Delray Beach said the city's finance staff will continue to monitor the situation and adjust to the situation as need be.

 Delray Beach budget shortfall
The budget shortfall in Delray Beach was as high as $6.3 million, but city staff say through rebalancing budgets and 2019 funds, the total is now $2.25 million.

Will the millage rate increase next year?

A new millage rate for 2021 will also be discussed by commissioners at Tuesday's meeting. The rate has been lowered the past five years.

The current rate is 6.611 while the debt service millage for the general obligation debt is 0.2034, equaling 6.8645.

City staff is recommending the city lower the 6.611 rate to 6.5611, keep it the same, or raise to 6.7611 with a debt millage of 0.1886.

Annette Annechild has lived in Delray Beach for almost 20 years. She said she is prepared to have taxes raised to compensate for the shortfall.

"As these ripples come out, we are going to find that people start to recognize the huge impact, city-wide statewide and countrywide," said Annechild.

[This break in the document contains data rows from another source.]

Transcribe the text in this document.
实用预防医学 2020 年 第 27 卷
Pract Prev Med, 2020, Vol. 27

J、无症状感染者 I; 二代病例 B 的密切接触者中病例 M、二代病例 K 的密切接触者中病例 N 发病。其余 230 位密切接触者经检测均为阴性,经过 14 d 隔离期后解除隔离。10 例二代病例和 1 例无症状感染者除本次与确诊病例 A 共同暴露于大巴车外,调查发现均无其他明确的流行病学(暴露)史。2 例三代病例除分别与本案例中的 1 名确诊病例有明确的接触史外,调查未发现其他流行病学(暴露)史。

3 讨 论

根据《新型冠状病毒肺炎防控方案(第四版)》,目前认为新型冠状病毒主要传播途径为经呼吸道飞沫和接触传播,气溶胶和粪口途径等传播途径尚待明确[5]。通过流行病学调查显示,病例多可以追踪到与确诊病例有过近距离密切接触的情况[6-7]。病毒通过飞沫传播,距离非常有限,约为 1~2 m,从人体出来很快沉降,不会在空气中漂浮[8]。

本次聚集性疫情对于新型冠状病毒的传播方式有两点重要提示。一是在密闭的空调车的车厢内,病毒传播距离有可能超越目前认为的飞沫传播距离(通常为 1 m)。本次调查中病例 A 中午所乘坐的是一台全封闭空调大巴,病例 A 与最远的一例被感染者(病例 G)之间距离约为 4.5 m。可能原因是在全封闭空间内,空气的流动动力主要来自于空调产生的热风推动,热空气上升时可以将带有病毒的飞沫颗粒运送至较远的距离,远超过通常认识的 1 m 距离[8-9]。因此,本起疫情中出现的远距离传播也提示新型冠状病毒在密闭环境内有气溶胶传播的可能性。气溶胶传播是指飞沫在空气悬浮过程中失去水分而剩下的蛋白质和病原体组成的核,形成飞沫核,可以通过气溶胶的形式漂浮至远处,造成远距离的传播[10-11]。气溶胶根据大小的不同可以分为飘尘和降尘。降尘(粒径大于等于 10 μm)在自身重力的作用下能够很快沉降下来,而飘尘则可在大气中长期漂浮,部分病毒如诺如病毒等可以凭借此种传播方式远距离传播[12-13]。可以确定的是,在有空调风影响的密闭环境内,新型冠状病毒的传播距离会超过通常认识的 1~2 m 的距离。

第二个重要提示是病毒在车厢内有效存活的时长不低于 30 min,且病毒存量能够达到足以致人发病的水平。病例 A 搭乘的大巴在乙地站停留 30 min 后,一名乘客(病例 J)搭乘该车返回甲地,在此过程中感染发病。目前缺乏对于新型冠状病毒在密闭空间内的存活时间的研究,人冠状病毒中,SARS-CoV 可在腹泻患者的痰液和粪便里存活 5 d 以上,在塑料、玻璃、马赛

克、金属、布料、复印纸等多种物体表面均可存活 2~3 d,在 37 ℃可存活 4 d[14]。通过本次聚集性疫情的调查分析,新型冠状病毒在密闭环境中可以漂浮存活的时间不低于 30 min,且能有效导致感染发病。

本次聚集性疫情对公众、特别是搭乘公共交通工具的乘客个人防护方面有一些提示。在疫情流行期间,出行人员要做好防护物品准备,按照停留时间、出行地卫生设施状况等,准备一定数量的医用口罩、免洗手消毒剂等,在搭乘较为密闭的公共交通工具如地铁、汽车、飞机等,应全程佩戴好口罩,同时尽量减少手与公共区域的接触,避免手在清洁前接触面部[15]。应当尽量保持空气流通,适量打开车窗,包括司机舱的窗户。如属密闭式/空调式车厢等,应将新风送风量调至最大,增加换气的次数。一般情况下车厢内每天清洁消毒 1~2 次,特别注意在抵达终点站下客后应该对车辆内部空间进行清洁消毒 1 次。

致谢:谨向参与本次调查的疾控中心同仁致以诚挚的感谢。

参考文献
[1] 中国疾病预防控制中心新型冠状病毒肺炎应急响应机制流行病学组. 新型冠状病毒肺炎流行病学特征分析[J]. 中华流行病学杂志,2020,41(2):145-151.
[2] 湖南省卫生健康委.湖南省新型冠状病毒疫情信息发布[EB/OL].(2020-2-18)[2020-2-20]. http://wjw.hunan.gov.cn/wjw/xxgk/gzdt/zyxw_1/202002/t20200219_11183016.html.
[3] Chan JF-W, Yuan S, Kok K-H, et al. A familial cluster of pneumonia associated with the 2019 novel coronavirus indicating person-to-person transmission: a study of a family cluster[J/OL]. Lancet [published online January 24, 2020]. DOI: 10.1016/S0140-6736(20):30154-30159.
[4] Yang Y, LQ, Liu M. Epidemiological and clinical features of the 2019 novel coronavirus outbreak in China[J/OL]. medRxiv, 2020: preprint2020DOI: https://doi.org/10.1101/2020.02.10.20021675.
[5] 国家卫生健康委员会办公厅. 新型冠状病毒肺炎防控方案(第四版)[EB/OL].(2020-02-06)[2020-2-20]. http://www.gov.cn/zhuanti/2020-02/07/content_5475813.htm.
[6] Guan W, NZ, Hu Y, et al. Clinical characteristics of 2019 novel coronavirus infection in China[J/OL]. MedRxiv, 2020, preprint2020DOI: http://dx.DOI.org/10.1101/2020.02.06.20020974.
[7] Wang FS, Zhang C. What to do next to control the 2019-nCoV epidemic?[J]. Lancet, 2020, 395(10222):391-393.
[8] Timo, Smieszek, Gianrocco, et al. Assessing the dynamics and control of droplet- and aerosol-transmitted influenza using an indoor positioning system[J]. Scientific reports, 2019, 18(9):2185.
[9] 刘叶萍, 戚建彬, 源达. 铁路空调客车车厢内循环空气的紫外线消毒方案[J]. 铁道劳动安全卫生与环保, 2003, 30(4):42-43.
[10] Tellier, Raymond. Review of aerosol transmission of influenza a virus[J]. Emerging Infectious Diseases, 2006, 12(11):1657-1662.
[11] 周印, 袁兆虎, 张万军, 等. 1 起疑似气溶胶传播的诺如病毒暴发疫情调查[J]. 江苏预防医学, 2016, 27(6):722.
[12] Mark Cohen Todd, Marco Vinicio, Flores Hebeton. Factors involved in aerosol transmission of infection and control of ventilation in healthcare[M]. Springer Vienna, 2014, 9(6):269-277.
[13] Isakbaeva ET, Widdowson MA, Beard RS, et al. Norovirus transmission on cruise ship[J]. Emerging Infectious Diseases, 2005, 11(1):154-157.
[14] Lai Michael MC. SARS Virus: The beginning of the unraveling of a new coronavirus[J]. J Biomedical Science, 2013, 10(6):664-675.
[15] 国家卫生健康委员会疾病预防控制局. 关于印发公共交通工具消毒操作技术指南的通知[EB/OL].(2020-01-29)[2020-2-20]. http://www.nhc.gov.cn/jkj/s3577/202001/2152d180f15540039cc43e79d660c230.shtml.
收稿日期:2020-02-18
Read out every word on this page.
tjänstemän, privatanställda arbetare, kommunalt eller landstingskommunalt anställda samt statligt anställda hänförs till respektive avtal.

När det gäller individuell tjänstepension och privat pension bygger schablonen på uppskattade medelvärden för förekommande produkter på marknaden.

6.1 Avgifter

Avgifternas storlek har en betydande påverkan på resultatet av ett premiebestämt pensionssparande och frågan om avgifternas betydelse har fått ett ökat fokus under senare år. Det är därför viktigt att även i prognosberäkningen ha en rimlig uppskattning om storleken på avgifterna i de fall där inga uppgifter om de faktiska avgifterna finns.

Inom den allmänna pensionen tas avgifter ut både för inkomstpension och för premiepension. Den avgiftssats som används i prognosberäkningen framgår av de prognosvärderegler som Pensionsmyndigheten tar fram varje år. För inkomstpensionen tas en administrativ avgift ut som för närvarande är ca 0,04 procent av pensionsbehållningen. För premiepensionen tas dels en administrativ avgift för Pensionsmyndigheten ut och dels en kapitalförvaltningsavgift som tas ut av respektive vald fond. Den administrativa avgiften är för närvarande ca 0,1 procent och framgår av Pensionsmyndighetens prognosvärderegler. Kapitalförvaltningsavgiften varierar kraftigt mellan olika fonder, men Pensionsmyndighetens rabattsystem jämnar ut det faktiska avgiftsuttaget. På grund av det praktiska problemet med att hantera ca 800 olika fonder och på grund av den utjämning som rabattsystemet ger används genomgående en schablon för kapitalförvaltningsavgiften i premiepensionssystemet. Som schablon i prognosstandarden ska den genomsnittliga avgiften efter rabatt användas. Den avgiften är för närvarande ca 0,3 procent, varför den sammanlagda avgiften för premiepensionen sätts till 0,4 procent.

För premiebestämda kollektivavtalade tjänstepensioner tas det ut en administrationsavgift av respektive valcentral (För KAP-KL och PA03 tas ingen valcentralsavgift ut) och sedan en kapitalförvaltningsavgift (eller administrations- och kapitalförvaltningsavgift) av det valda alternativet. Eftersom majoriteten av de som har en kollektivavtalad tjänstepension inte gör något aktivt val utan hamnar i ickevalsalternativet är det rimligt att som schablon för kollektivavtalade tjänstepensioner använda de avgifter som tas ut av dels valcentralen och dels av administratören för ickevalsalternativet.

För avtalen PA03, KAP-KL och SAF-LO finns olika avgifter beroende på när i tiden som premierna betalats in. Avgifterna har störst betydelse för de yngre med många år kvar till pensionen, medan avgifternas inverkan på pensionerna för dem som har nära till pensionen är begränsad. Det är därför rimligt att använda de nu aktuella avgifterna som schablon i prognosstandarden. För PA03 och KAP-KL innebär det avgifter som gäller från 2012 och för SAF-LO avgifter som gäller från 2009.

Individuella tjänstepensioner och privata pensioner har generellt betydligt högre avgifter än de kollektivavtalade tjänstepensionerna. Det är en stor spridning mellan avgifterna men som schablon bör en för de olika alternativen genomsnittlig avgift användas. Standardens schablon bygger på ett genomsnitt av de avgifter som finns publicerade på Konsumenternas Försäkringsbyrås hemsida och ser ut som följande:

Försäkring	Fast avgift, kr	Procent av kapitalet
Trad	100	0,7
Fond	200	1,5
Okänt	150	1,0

She hopes the city tries to avoid asking residents to pay more.

"It is a hard time to ask anybody for anything because everybody is feeling it one way or another," said Annechild.

If the commission decides to raise the millage rate, that would impact a $300,000 home by about $25 a year.

"I think this is a good year to keep it flat, which is what staff is recommending," Boylston said.

Boylston said the millage rate set by the commission will be the starting point for the budget discussion in September.

With budget shortfalls already an issue due to coronavirus, Boylston said the city will have hard decisions to make.

"When we start budgeting for 2021 and beyond, that is when we will start to feel the impact of both COVID and some of the other things happening with our economy," Boylston said.